The Metropolitan St. Louis Sewer District Board of Trustees recently approved a big increase in sewer rates.

Homeowners will see higher bills beginning next month. There is information surrounding the increase that the public should be aware of, especially because the MSD will have a $500 million bond issue on the November ballot.

To begin with, the 21 percent increase approved by the MSD Board of Trustees will provide $30 million of additional annual revenue for the sewer district.

As the result of rate increases imposed without voter approval since 1992, the MSD now will be taking in $120 million more each year.

The total amount of additional revenue collected from ratepayers over these years comes to nearly $900 million. Next year, the total will exceed $1 billion. Yet MSD officials, many of whom got big raises earlier this year and now have plush offices at the district's new downtown headquarters, always make it sound like the district is nearly broke.

In one news account about the rate increases, MSD board Chairman Robert Baer promised the district would be "good stewards of the public's money.'' The record of the new board, which was installed in March by Mayor Francis Slay and County Executive "Buzz'' Westfall, would not exactly support Baer's promise.

The board has taken some steps in the right direction, but continues with many bad practices of the past.

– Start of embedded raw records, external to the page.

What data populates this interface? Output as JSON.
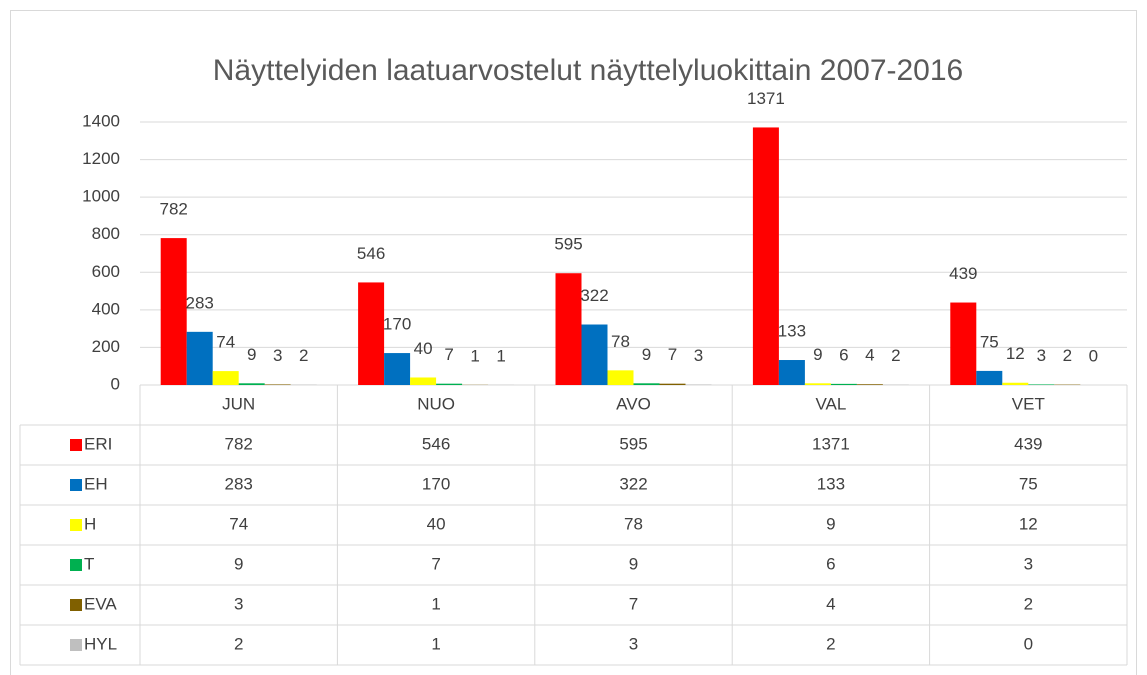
{
  "chart_data": {
    "type": "bar",
    "title": "Näyttelyiden laatuarvostelut näyttelyluokittain 2007-2016",
    "categories": [
      "JUN",
      "NUO",
      "AVO",
      "VAL",
      "VET"
    ],
    "series": [
      {
        "name": "ERI",
        "color": "#ff0000",
        "values": [
          782,
          546,
          595,
          1371,
          439
        ]
      },
      {
        "name": "EH",
        "color": "#0070c0",
        "values": [
          283,
          170,
          322,
          133,
          75
        ]
      },
      {
        "name": "H",
        "color": "#ffff00",
        "values": [
          74,
          40,
          78,
          9,
          12
        ]
      },
      {
        "name": "T",
        "color": "#00b050",
        "values": [
          9,
          7,
          9,
          6,
          3
        ]
      },
      {
        "name": "EVA",
        "color": "#806000",
        "values": [
          3,
          1,
          7,
          4,
          2
        ]
      },
      {
        "name": "HYL",
        "color": "#bfbfbf",
        "values": [
          2,
          1,
          3,
          2,
          0
        ]
      }
    ],
    "ylim": [
      0,
      1400
    ],
    "yticks": [
      0,
      200,
      400,
      600,
      800,
      1000,
      1200,
      1400
    ],
    "grid": true
  }
}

Worst among them is handing out millions of dollars of no-bid consulting contracts for dubious purposes.

At the June board meeting alone, about $8 million of consulting contracts with various engineering firms was on the agenda.

Among the contracts were two $1 million contracts for more studies and a $1.5 million contract with Jacobs Civil Inc. for "engineering services for planning functions.'' The Jacobs' contract came up for final approval at the July 10 board meeting.

At the public comment section of the meeting, I asked Chairman Baer what projects Jacobs would be working on, how many of the firm's employees would be involved and what was the hourly rate Jacobs would charge. Incredibly, Baer said he didn't know. The same was probably true of the other board members, yet they approved the contract anyway.

When the new MSD board members were appointed in March, their main charge was to restore public confidence in the sewer district. Approving millions of dollars for questionable expenditures is not the way to go about it.

Voters have little reason at this point to support the MSD's bond issue.